我不得不说杨斌的理论有其对社会的深入思考,也不能说他所讲的就是无稽之谈。杨斌是我们上大学时出色的狗头军师,我们宿舍那头蒜干点啥坏事都有他在背后出谋划策的阴影。但我还是挺佩服杨斌的眼界,比如说找工作这件事,就当我们都在为找工作发愁的时候,杨斌却不以为然地说:“哪怕在大街上摆地摊,我也不去给别人打工装孙子。”我曾坚定地认为灭杀人力创造力最好的方式就是朝九晚五的上班下班,可如今你要让我离开公司,我都不知道自己还能做什么。虽然我对杨斌坑蒙拐骗的做法深感不齿,我甚至认为靠这种手段挣钱的人早晚要遭报应,或者不被车撞,死了也要下地狱。可杨斌这股一马当先杀入社会,靠自己的聪明才智做买卖养活自己的勇气着实让我敬佩。这就是杨斌不走寻常路的做事风格。今天他对女人发表的看法并不能得到我的认同,我厌恶他对于女性近乎无耻地侮辱,但我竟一下找不到反击的理由。
我沉默了,他理所当然地认为我缴枪投降了。杨斌慵懒地在阳光下伸着懒腰,一副胜利者的姿态瞅着我,眼神中充满了戏谑。我转过脸,好奇地看着远处汤池中嬉戏打闹的张劲学和他的女朋友薇薇,若有所思起来。第一次和我们混在一起的薇薇并不害羞,和所有人都很亲近,只要你和她开玩笑,哪怕闹得过分点她也不会翻脸,却是一副好脾气。穿着泳装的薇薇身材很不错,走起路来腰肢轻轻地摇曳着,像风中的柳条,用婀娜多姿来形容一点都不过分。微微选择的泳衣开胸很低,深v形的开胸透露出微微傲人的事业线。
“你觉得薇薇那女孩怎么样?”杨斌突然问。
“还行吧。”我随口答应。
“你不觉得她有点那个?”杨斌问。
“哪个?”我装作不知道。
“真听不懂啊。”杨斌扭头冲我坏笑。
我意味深长地瞅着张劲学和薇薇,此时张劲学大胆地搂着薇薇的纤细的腰肢,薇薇白嫩的小胳膊搭在张劲学黝黑的肩膀上,两人的肤色形成了鲜明的对比。从这个角度看,他们像极了一对幸福的情侣。
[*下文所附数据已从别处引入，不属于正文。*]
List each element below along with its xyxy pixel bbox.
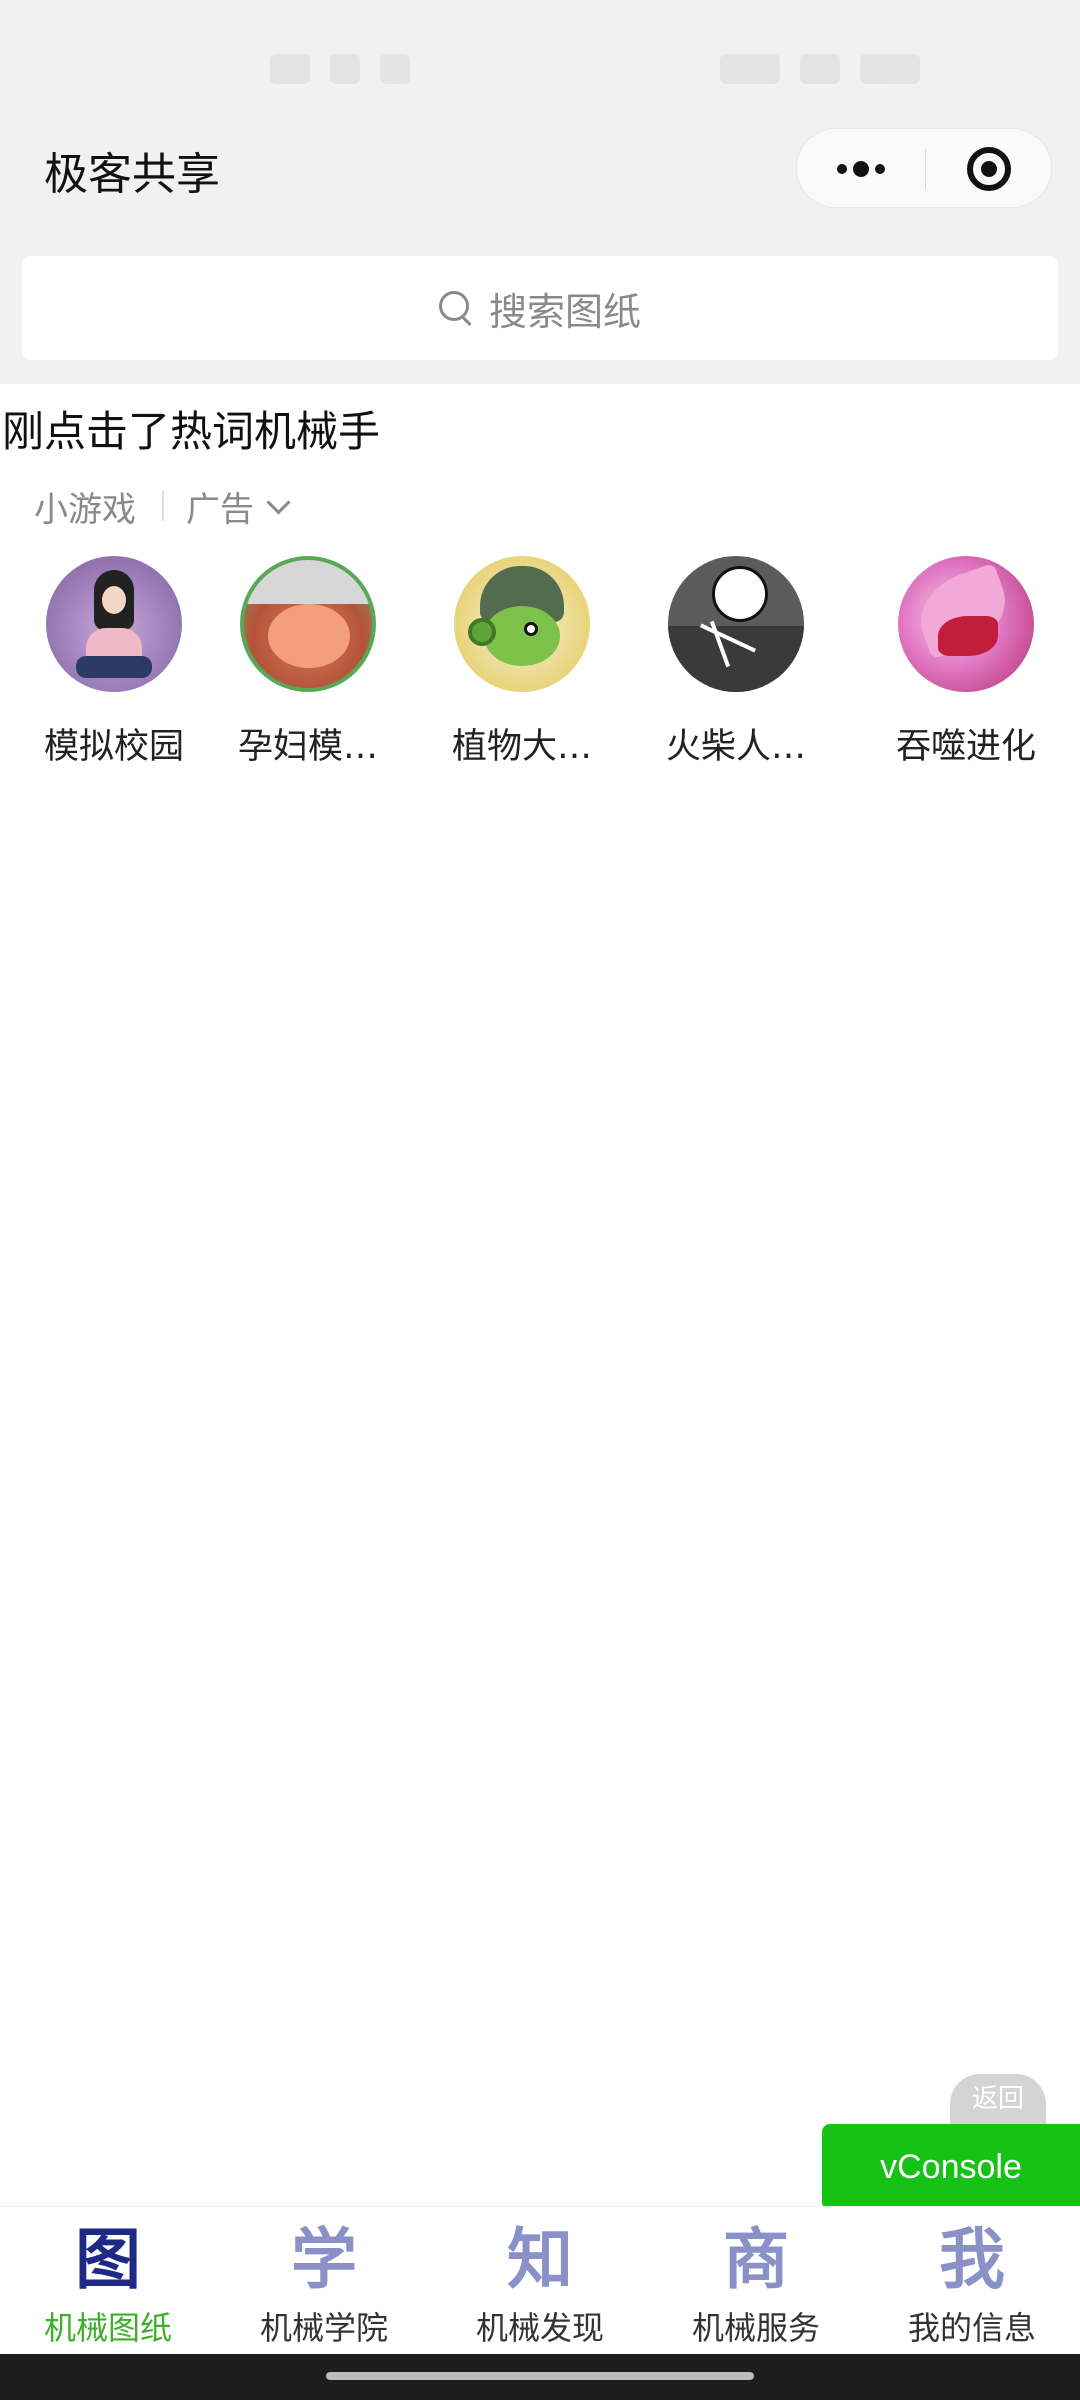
- bottom-tab-bar: 图 机械图纸 学 机械学院 知 机械发现 商 机械服务 我 我的信息: [0, 2206, 1080, 2355]
- game-avatar[interactable]: [898, 556, 1034, 692]
- status-icon: [330, 54, 360, 84]
- academy-icon: 学: [291, 2220, 357, 2298]
- game-avatar[interactable]: [46, 556, 182, 692]
- game-name: 植物大…: [451, 727, 592, 767]
- tab-label: 机械发现: [475, 2309, 604, 2347]
- ad-source-label: 小游戏: [34, 489, 136, 530]
- tab-academy[interactable]: 学 机械学院: [216, 2207, 432, 2355]
- home-indicator[interactable]: [326, 2372, 754, 2380]
- tab-drawings[interactable]: 图 机械图纸: [0, 2207, 216, 2355]
- mini-game-list: 模拟校园 孕妇模… 植物大… 火柴人… 吞噬进化: [0, 556, 1080, 769]
- tab-label: 我的信息: [907, 2309, 1036, 2347]
- chevron-down-icon[interactable]: [266, 489, 291, 515]
- tab-profile[interactable]: 我 我的信息: [864, 2207, 1080, 2355]
- more-dots-icon: [853, 161, 869, 177]
- game-avatar[interactable]: [454, 556, 590, 692]
- mini-game-item[interactable]: 吞噬进化: [866, 556, 1066, 769]
- status-bar: [0, 0, 1080, 120]
- tab-services[interactable]: 商 机械服务: [648, 2207, 864, 2355]
- drawings-icon: 图: [75, 2220, 141, 2298]
- mini-game-item[interactable]: 孕妇模…: [208, 556, 408, 769]
- tab-discover[interactable]: 知 机械发现: [432, 2207, 648, 2355]
- divider: [162, 491, 164, 521]
- battery-icon: [860, 54, 920, 84]
- miniprogram-capsule: [796, 128, 1052, 208]
- system-nav-bar: [0, 2354, 1080, 2400]
- discover-icon: 知: [507, 2220, 573, 2298]
- ad-label[interactable]: 广告: [186, 482, 254, 531]
- status-icon: [270, 54, 310, 84]
- wifi-icon: [800, 54, 840, 84]
- tab-label: 机械服务: [691, 2309, 820, 2347]
- search-icon: [438, 291, 473, 327]
- more-dots-icon: [837, 164, 847, 174]
- services-icon: 商: [723, 2220, 789, 2298]
- mini-game-item[interactable]: 火柴人…: [636, 556, 836, 769]
- hotword-hint: 刚点击了热词机械手: [2, 407, 381, 456]
- ad-header: 小游戏 广告: [34, 482, 291, 531]
- tab-label: 机械学院: [259, 2309, 388, 2347]
- profile-icon: 我: [939, 2220, 1005, 2298]
- mini-game-item[interactable]: 模拟校园: [14, 556, 214, 769]
- signal-icon: [720, 54, 780, 84]
- search-placeholder: 搜索图纸: [488, 289, 641, 334]
- game-name: 模拟校园: [43, 727, 184, 767]
- search-input[interactable]: 搜索图纸: [22, 256, 1058, 360]
- more-dots-icon: [875, 164, 885, 174]
- page-title: 极客共享: [44, 149, 220, 200]
- top-bar: 极客共享: [0, 0, 1080, 232]
- target-icon: [967, 147, 1011, 191]
- game-name: 孕妇模…: [237, 727, 378, 767]
- mini-game-item[interactable]: 植物大…: [422, 556, 622, 769]
- close-button[interactable]: [925, 129, 1053, 209]
- status-icon: [380, 54, 410, 84]
- vconsole-button[interactable]: vConsole: [822, 2124, 1080, 2210]
- game-name: 火柴人…: [665, 727, 806, 767]
- more-button[interactable]: [797, 129, 925, 209]
- game-name: 吞噬进化: [895, 727, 1036, 767]
- tab-label: 机械图纸: [43, 2309, 172, 2347]
- game-avatar[interactable]: [240, 556, 376, 692]
- game-avatar[interactable]: [668, 556, 804, 692]
- search-section: 搜索图纸: [0, 232, 1080, 384]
杨斌见我半天不说话,有意提高了嗓门说:“问你话呢?愣什么神呀。”
“张劲学喜欢不就行了嘛,跟你有什么关系,咸吃萝卜淡操心。你搞清楚啊,那可是张劲学的女朋友,你没事别瞎操心啊,咋们哥们也不是一天两天了。”我不耐烦地白了他一眼。
“你懂得,从你一见到薇薇的眼神我就知道,你懂得。”杨斌神秘莫测地冲我笑了笑。
“神经病。”我不再理杨斌,翻身趴在躺椅上晒后背。
我爱搭不理的态度并没有堵住杨斌的嘴,他脸冲着屋顶,自言自语地说:“张劲学就是个傻爷们,早晚让这个风骚的小娘们给坑了。”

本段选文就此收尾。